BETHESDA, Md. -- Gov. Martin O'Malley and Montgomery County Executive Ike Leggett on Wednesday toured the scene of a massive water main break that trapped nine motorists on a suburban Washington road.
Meanwhile, another water main break in the same area, albeit a much smaller one, closed Seven Locks Road Wednesday morning. Officials said it could be closed until 7 p.m. Seven Locks was being used as an alternate route for traffic trying to use River Road.
Wednesday morning O'Malley and Leggett joined Transportation Secretary John Porcari and State Highway officials for a tour of the area along River Road in Bethesda.
Emergency workers used boats and helicopters to rescue people stranded in their cars when the main broke around 8 a.m. Tuesday, sending a torrent of water onto the road. Five people were checked for hypothermia, but officials say there were no serious injuries.
Officials said 150,000 gallons of water were rushing out each minute at one point, spilling rocks and other debris onto the road. Trees fell onto a power line and knocked down a utility pole.
River Road will remain closed for several days between Bradley Boulevard and Seven Locks Road. Alternate routes include: Persimmon Tree Road to MacArthur Boulevard, Falls Road to Democracy Boulevard, or Bradley Boulevard to Seven Locks.
Motorists in the area are being detoured:
- From I-495, northbound River Road traffic will be detoured to a right onto Seven Locks Road, a left onto MD 191 (Bradley Blvd) back to River Road.
- Southbound River Road traffic will be detoured to a left onto MD 191 (Bradley Boulevard) to a right onto Seven Locks Road back to River Road.
The Washington Suburban Sanitation Commission has warned its system is aging, overtaxed and underfunded.
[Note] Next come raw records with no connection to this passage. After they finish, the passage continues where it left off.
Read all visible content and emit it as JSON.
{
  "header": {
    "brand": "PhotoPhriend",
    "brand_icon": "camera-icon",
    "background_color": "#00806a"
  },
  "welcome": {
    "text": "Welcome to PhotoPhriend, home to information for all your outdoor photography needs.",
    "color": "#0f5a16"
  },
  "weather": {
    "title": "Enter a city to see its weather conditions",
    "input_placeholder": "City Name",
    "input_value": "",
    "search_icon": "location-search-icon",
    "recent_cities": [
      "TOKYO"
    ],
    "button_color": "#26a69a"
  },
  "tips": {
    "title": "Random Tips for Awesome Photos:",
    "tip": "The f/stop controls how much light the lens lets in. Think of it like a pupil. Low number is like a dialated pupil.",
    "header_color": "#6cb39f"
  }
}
It serves 1.8 million suburban Maryland customers and has had an increasing number of water main breaks, including 1,357 between January and November this year. Last year, it had a record 2,129 breaks or leaks.
"We're plagued by old pipes," said John White, a Washington Suburban Sanitary Commission spokesman. "Throughout the nation, aging infrastructure is a problem."
"In the coming hours and days, we will have to make emergency repairs to the pipe and the affected roadways at exorbitant expense," said Montgomery County Council Member Nancy Floreen (D -- At-large), the chair of the Transportation, Infrastructure, Energy and Environment Committee. "I have called on the Council president to schedule a joint meeting of the Montgomery and Prince George’s county councils to find solutions to this recurring, and increasingly dangerous, series of water main breaks. Currently, we are on a more than 100-year cycle to replace outdated pipes. Obviously, this timeline is way too long and must be changed."
Floreen urged federal and local governments work together to improve infrastructure and suggested any stimulus package funds should be used on the county's infrastructure.